I'm trying to solve the spiral problem using Keras with 3 spirals instead of 2 using a similar strategy that I used for 2. Problem is my loss is now growing exponentially instead of decreasing with the same parameters I used for 2 spirals (The neural network structure has 3 outputs instead of being binary). I'm not quite sure what could be happening with this issue if anyone could help?
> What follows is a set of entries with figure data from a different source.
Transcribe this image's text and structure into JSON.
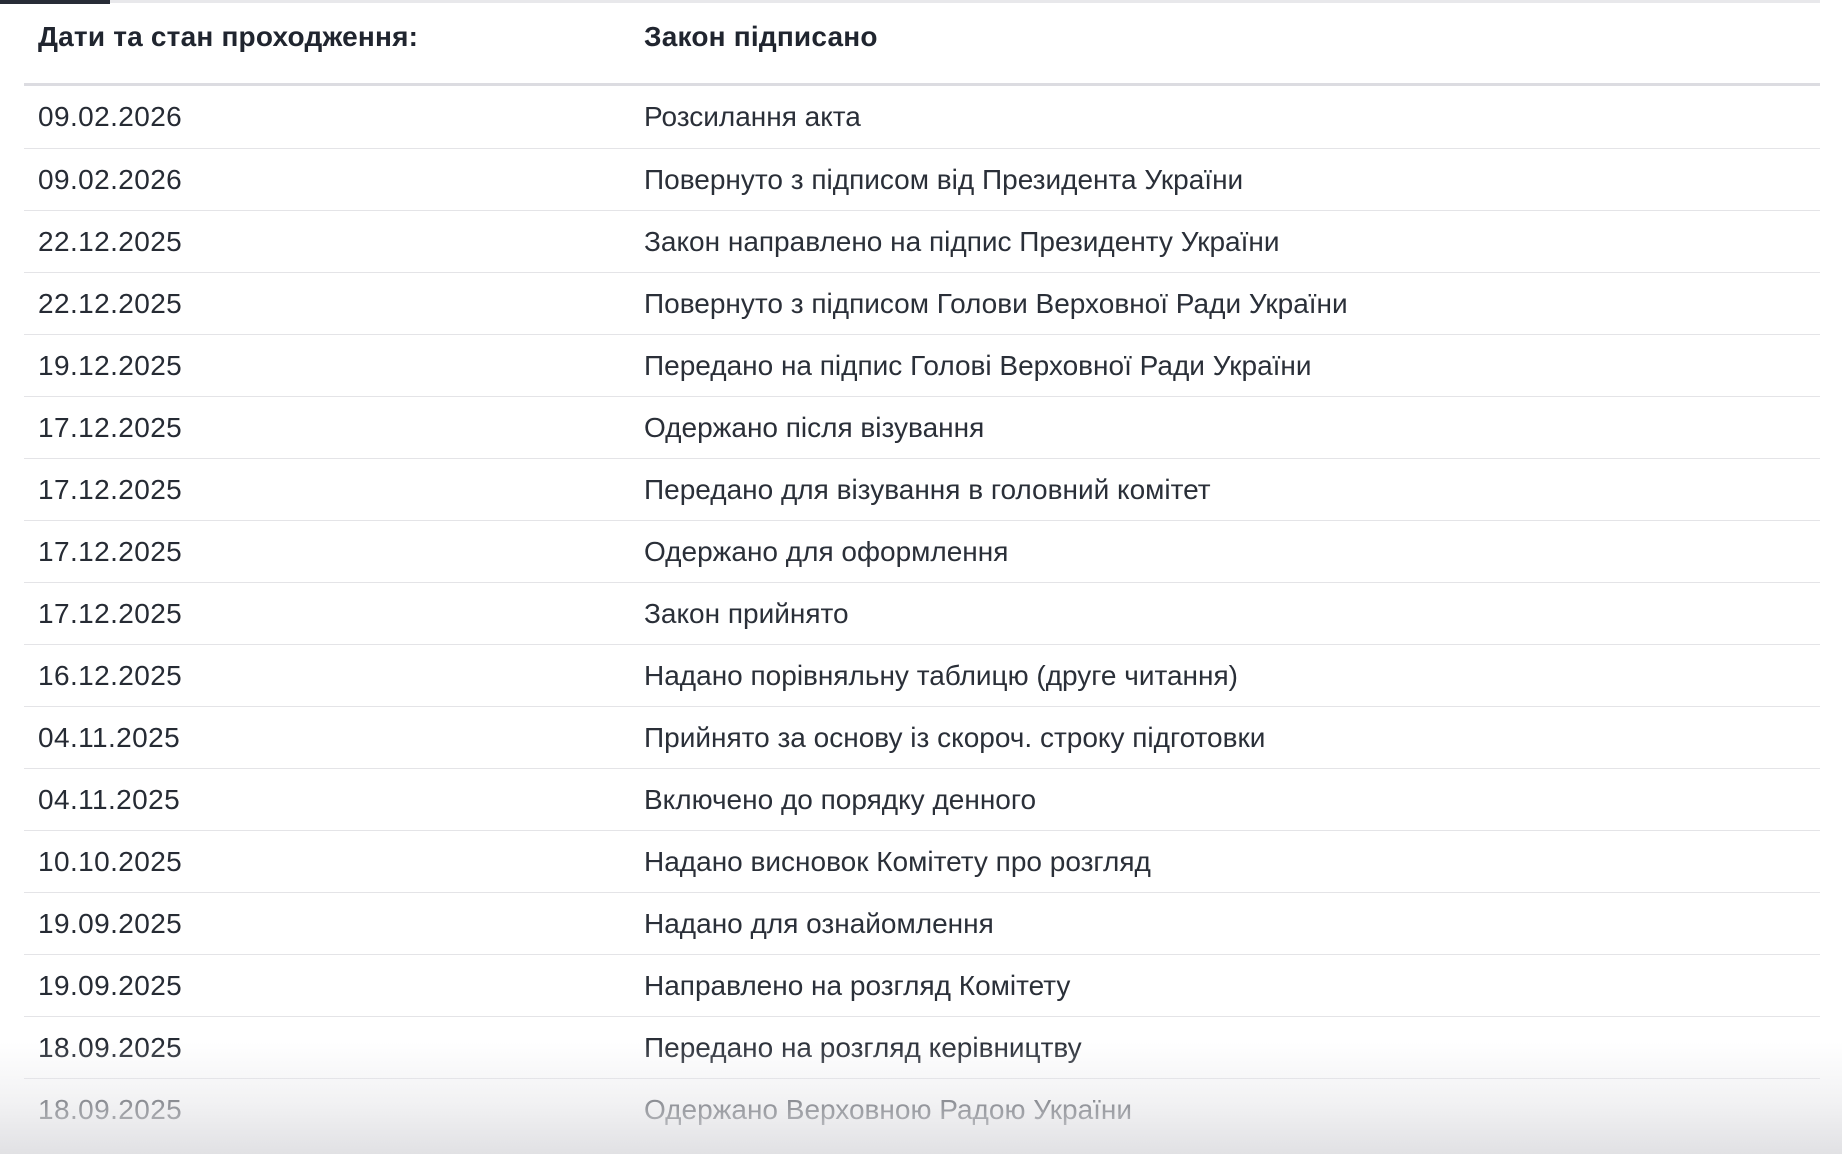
{
  "table": {
    "header": {
      "col1": "Дати та стан проходження:",
      "col2": "Закон підписано"
    },
    "rows": [
      {
        "date": "09.02.2026",
        "status": "Розсилання акта"
      },
      {
        "date": "09.02.2026",
        "status": "Повернуто з підписом від Президента України"
      },
      {
        "date": "22.12.2025",
        "status": "Закон направлено на підпис Президенту України"
      },
      {
        "date": "22.12.2025",
        "status": "Повернуто з підписом Голови Верховної Ради України"
      },
      {
        "date": "19.12.2025",
        "status": "Передано на підпис Голові Верховної Ради України"
      },
      {
        "date": "17.12.2025",
        "status": "Одержано після візування"
      },
      {
        "date": "17.12.2025",
        "status": "Передано для візування в головний комітет"
      },
      {
        "date": "17.12.2025",
        "status": "Одержано для оформлення"
      },
      {
        "date": "17.12.2025",
        "status": "Закон прийнято"
      },
      {
        "date": "16.12.2025",
        "status": "Надано порівняльну таблицю (друге читання)"
      },
      {
        "date": "04.11.2025",
        "status": "Прийнято за основу із скороч. строку підготовки"
      },
      {
        "date": "04.11.2025",
        "status": "Включено до порядку денного"
      },
      {
        "date": "10.10.2025",
        "status": "Надано висновок Комітету про розгляд"
      },
      {
        "date": "19.09.2025",
        "status": "Надано для ознайомлення"
      },
      {
        "date": "19.09.2025",
        "status": "Направлено на розгляд Комітету"
      },
      {
        "date": "18.09.2025",
        "status": "Передано на розгляд керівництву"
      },
      {
        "date": "18.09.2025",
        "status": "Одержано Верховною Радою України"
      }
    ]
  },
  "colors": {
    "text": "#272c36",
    "header_text": "#20252f",
    "row_separator": "#e4e4e7",
    "header_separator": "#dcdce1",
    "top_line": "#e8e8eb",
    "tab_indicator": "#272c36",
    "bottom_fade": "#e1e1e4",
    "background": "#ffffff"
  }
}
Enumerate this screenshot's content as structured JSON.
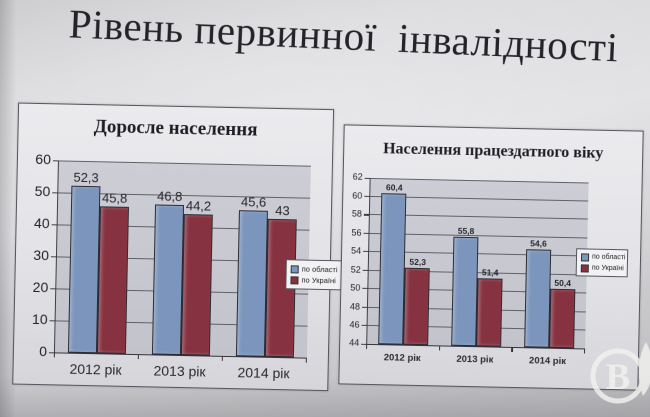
{
  "slide": {
    "title": "Рівень первинної  інвалідності"
  },
  "colors": {
    "series_region_blue": "#7b95bc",
    "series_ukraine_red": "#873240",
    "plot_background": "#c8c8d1",
    "gridline": "#4d4d55",
    "watermark_white": "#f2f2ef"
  },
  "watermark": {
    "letter": "В"
  },
  "chart_data": [
    {
      "type": "bar",
      "title": "Доросле населення",
      "categories": [
        "2012 рік",
        "2013 рік",
        "2014 рік"
      ],
      "series": [
        {
          "name": "по області",
          "color": "#7b95bc",
          "values": [
            52.3,
            46.8,
            45.6
          ]
        },
        {
          "name": "по Україні",
          "color": "#873240",
          "values": [
            45.8,
            44.2,
            43
          ]
        }
      ],
      "data_labels": [
        [
          "52,3",
          "46,8",
          "45,6"
        ],
        [
          "45,8",
          "44,2",
          "43"
        ]
      ],
      "xlabel": "",
      "ylabel": "",
      "ylim": [
        0,
        60
      ],
      "yticks": [
        0,
        10,
        20,
        30,
        40,
        50,
        60
      ],
      "grid": true,
      "legend_position": "right"
    },
    {
      "type": "bar",
      "title": "Населення працездатного віку",
      "categories": [
        "2012 рік",
        "2013 рік",
        "2014 рік"
      ],
      "series": [
        {
          "name": "по області",
          "color": "#7b95bc",
          "values": [
            60.4,
            55.8,
            54.6
          ]
        },
        {
          "name": "по Україні",
          "color": "#873240",
          "values": [
            52.3,
            51.4,
            50.4
          ]
        }
      ],
      "data_labels": [
        [
          "60,4",
          "55,8",
          "54,6"
        ],
        [
          "52,3",
          "51,4",
          "50,4"
        ]
      ],
      "xlabel": "",
      "ylabel": "",
      "ylim": [
        44,
        62
      ],
      "yticks": [
        44,
        46,
        48,
        50,
        52,
        54,
        56,
        58,
        60,
        62
      ],
      "grid": true,
      "legend_position": "right"
    }
  ]
}
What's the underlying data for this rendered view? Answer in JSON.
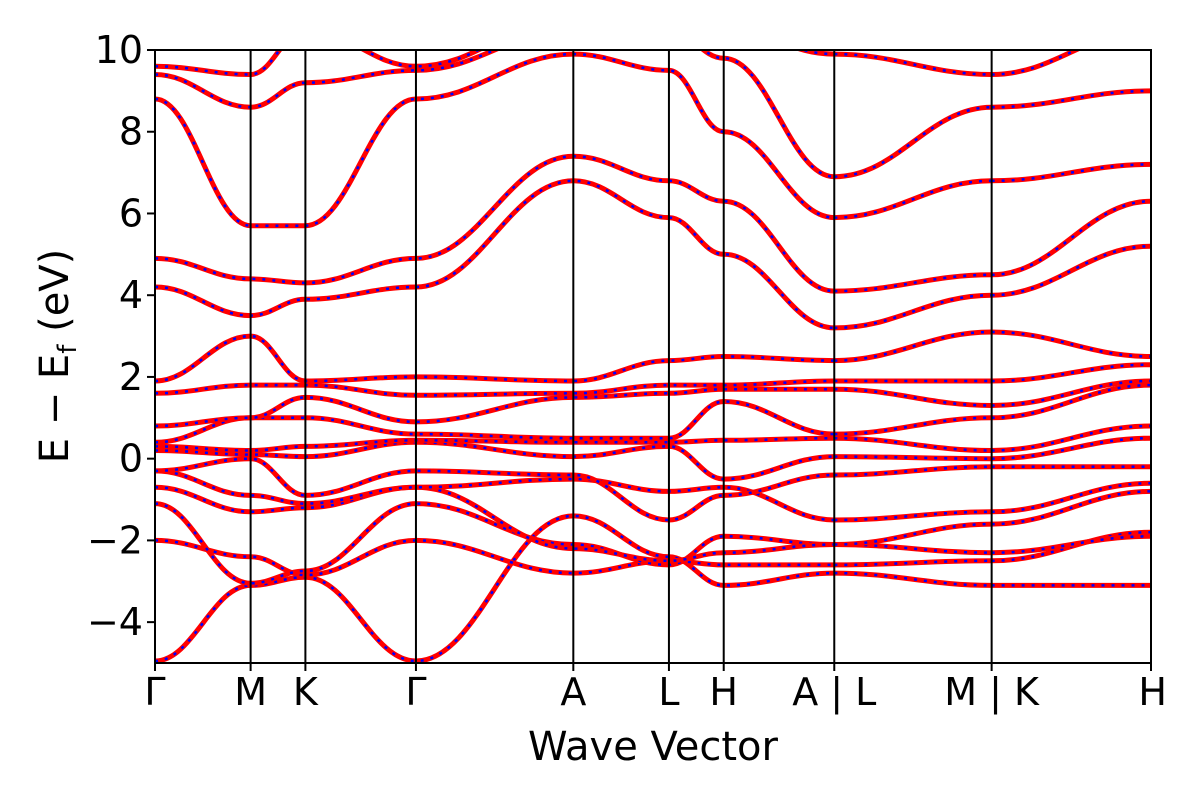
{
  "chart_data": {
    "type": "line",
    "title": "",
    "xlabel": "Wave Vector",
    "ylabel": "E − E_f (eV)",
    "ylabel_parts": {
      "main": "E − E",
      "sub": "f",
      "unit": " (eV)"
    },
    "ylim": [
      -5,
      10
    ],
    "yticks": [
      -4,
      -2,
      0,
      2,
      4,
      6,
      8,
      10
    ],
    "ytick_labels": [
      "−4",
      "−2",
      "0",
      "2",
      "4",
      "6",
      "8",
      "10"
    ],
    "k_path": [
      {
        "label": "Γ",
        "k": 0.0
      },
      {
        "label": "M",
        "k": 0.096
      },
      {
        "label": "K",
        "k": 0.151
      },
      {
        "label": "Γ",
        "k": 0.262
      },
      {
        "label": "A",
        "k": 0.42
      },
      {
        "label": "L",
        "k": 0.516
      },
      {
        "label": "H",
        "k": 0.571
      },
      {
        "label": "A | L",
        "k": 0.682
      },
      {
        "label": "M | K",
        "k": 0.84
      },
      {
        "label": "H",
        "k": 1.0
      }
    ],
    "segment_breaks": [
      0.682,
      0.84
    ],
    "series": [
      {
        "color": "#ff0000",
        "style": "solid"
      },
      {
        "color": "#0000ff",
        "style": "dotted"
      }
    ],
    "bands": [
      [
        -4.95,
        -3.1,
        -2.9,
        -4.95,
        -1.4,
        -2.4,
        -3.1,
        -2.8,
        -3.1,
        -3.1
      ],
      [
        -2.0,
        -2.4,
        -2.85,
        -2.0,
        -2.8,
        -2.5,
        -2.6,
        -2.6,
        -2.5,
        -1.8
      ],
      [
        -1.1,
        -3.05,
        -2.75,
        -1.1,
        -2.1,
        -2.6,
        -1.9,
        -2.1,
        -2.3,
        -1.9
      ],
      [
        -0.7,
        -1.3,
        -1.2,
        -0.7,
        -2.2,
        -2.5,
        -2.3,
        -2.1,
        -1.6,
        -0.8
      ],
      [
        -0.3,
        -0.9,
        -1.1,
        -0.7,
        -0.5,
        -0.8,
        -0.7,
        -1.5,
        -1.3,
        -0.6
      ],
      [
        -0.3,
        0.0,
        -0.9,
        -0.3,
        -0.4,
        -1.5,
        -0.9,
        -0.4,
        -0.2,
        -0.2
      ],
      [
        0.2,
        0.1,
        0.05,
        0.4,
        0.05,
        0.3,
        -0.5,
        0.05,
        0.0,
        0.5
      ],
      [
        0.3,
        0.2,
        0.3,
        0.45,
        0.4,
        0.4,
        0.45,
        0.5,
        0.2,
        0.8
      ],
      [
        0.4,
        1.0,
        1.0,
        0.6,
        0.5,
        0.5,
        1.4,
        0.6,
        1.0,
        1.8
      ],
      [
        0.8,
        1.0,
        1.5,
        0.9,
        1.5,
        1.6,
        1.7,
        1.7,
        1.3,
        1.9
      ],
      [
        1.6,
        1.8,
        1.8,
        1.55,
        1.6,
        1.8,
        1.8,
        1.9,
        1.9,
        2.3
      ],
      [
        1.9,
        3.0,
        1.9,
        2.0,
        1.9,
        2.4,
        2.5,
        2.4,
        3.1,
        2.5
      ],
      [
        4.2,
        3.5,
        3.9,
        4.2,
        6.8,
        5.9,
        5.0,
        3.2,
        4.0,
        5.2
      ],
      [
        4.9,
        4.4,
        4.3,
        4.9,
        7.4,
        6.8,
        6.3,
        4.1,
        4.5,
        6.3
      ],
      [
        8.8,
        5.7,
        5.7,
        8.8,
        9.9,
        9.5,
        8.0,
        5.9,
        6.8,
        7.2
      ],
      [
        9.4,
        8.6,
        9.2,
        9.5,
        10.5,
        10.5,
        9.8,
        6.9,
        8.6,
        9.0
      ],
      [
        9.6,
        9.4,
        10.5,
        9.6,
        10.8,
        10.8,
        10.5,
        9.9,
        9.4,
        10.5
      ]
    ]
  }
}
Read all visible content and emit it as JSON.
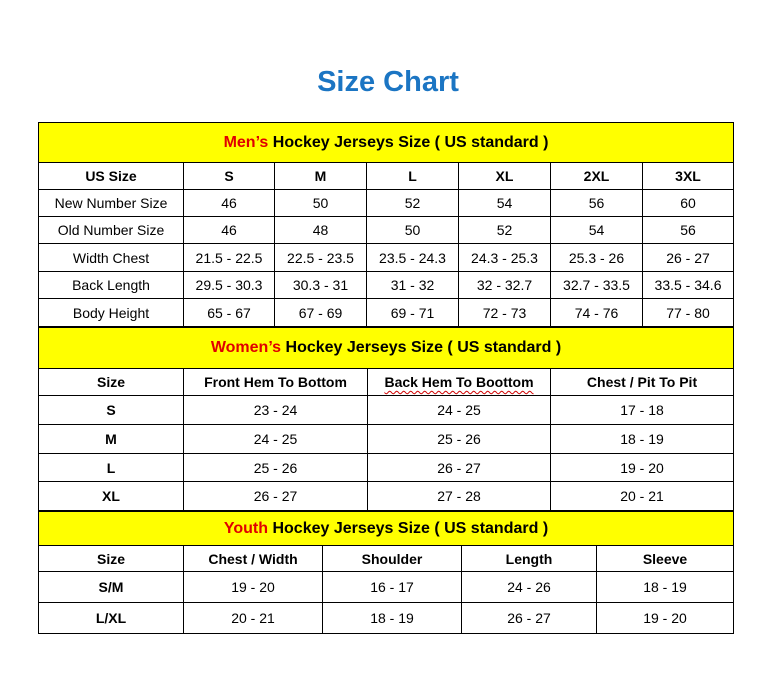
{
  "title": "Size Chart",
  "colors": {
    "title": "#1b75c3",
    "section_band": "#ffff00",
    "section_prefix": "#e00000"
  },
  "mens": {
    "heading_prefix": "Men’s",
    "heading_rest": " Hockey Jerseys Size ( US standard )",
    "headers": [
      "US Size",
      "S",
      "M",
      "L",
      "XL",
      "2XL",
      "3XL"
    ],
    "rows": [
      [
        "New Number Size",
        "46",
        "50",
        "52",
        "54",
        "56",
        "60"
      ],
      [
        "Old Number Size",
        "46",
        "48",
        "50",
        "52",
        "54",
        "56"
      ],
      [
        "Width Chest",
        "21.5 - 22.5",
        "22.5 - 23.5",
        "23.5 - 24.3",
        "24.3 - 25.3",
        "25.3 - 26",
        "26 - 27"
      ],
      [
        "Back Length",
        "29.5 - 30.3",
        "30.3 - 31",
        "31 - 32",
        "32 - 32.7",
        "32.7 - 33.5",
        "33.5 - 34.6"
      ],
      [
        "Body Height",
        "65 - 67",
        "67 - 69",
        "69 - 71",
        "72 - 73",
        "74 - 76",
        "77 - 80"
      ]
    ]
  },
  "womens": {
    "heading_prefix": "Women’s",
    "heading_rest": " Hockey Jerseys Size ( US standard )",
    "headers": [
      "Size",
      "Front Hem To Bottom",
      "Back Hem To Boottom",
      "Chest / Pit To Pit"
    ],
    "rows": [
      [
        "S",
        "23 - 24",
        "24 - 25",
        "17 - 18"
      ],
      [
        "M",
        "24 - 25",
        "25 - 26",
        "18 - 19"
      ],
      [
        "L",
        "25 - 26",
        "26 - 27",
        "19 - 20"
      ],
      [
        "XL",
        "26 - 27",
        "27 - 28",
        "20 - 21"
      ]
    ]
  },
  "youth": {
    "heading_prefix": "Youth",
    "heading_rest": " Hockey Jerseys Size ( US standard )",
    "headers": [
      "Size",
      "Chest / Width",
      "Shoulder",
      "Length",
      "Sleeve"
    ],
    "rows": [
      [
        "S/M",
        "19 - 20",
        "16 - 17",
        "24 - 26",
        "18 - 19"
      ],
      [
        "L/XL",
        "20 - 21",
        "18 - 19",
        "26 - 27",
        "19 - 20"
      ]
    ]
  }
}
I have tried this with various epochs, learning rates, batch sizes.
import numpy as np
import pandas as pd
import matplotlib.pyplot as plt
from sklearn.preprocessing import MinMaxScaler
from tensorflow.keras.optimizers import RMSprop
from Question1.utils import create_neural_network, create_test_data
EPOCHS = 250
BATCH_SIZE = 20
def main():
df = three_spirals(1000)
# Set-up data
x_train = df[['x-coord', 'y-coord']].values
y_train = df['class'].values
# Don't need y_test, can inspect visually if it worked or not
x_test = create_test_data()
# Scale data
scaler = MinMaxScaler()
scaler.fit(x_train)
x_train = scaler.transform(x_train)
x_test = scaler.transform(x_test)
relu_model = create_neural_network(layers=3,
neurons=[40, 40, 40],
activation='relu',
optimizer=RMSprop(learning_rate=0.001),
loss='categorical_crossentropy',
outputs=3)
# Train networks
relu_model.fit(x=x_train, y=y_train, epochs=EPOCHS, verbose=1, batch_size=BATCH_SIZE)
# Predictions on test data
relu_predictions = relu_model.predict_classes(x_test)
models = [relu_model]
test_predictions = [relu_predictions]
# Plot
plot_data(models, test_predictions)
And here is the create_neural_network function:
def create_neural_network(layers, neurons, activation, optimizer, loss, outputs=1):
if layers != len(neurons):
raise ValueError("Number of layers doesn't much the amount of neuron layers.")
model = Sequential()
for i in range(layers):
model.add(Dense(neurons[i], activation=activation))
# Output
if outputs == 1:
model.add(Dense(outputs))
else:
model.add(Dense(outputs, activation='softmax'))
model.compile(optimizer=optimizer,
loss=loss)
return model
I have worked it out, for the output data it isn't like a binary classification where you only need one column. For multi classification you need a column for each class you want to classify...so where I had y could be 0, 1, 2 was incorrect. The correct way to do this was to have y0, y1, y2 which would be 1 if it fit that specific class and 0 if it didn't.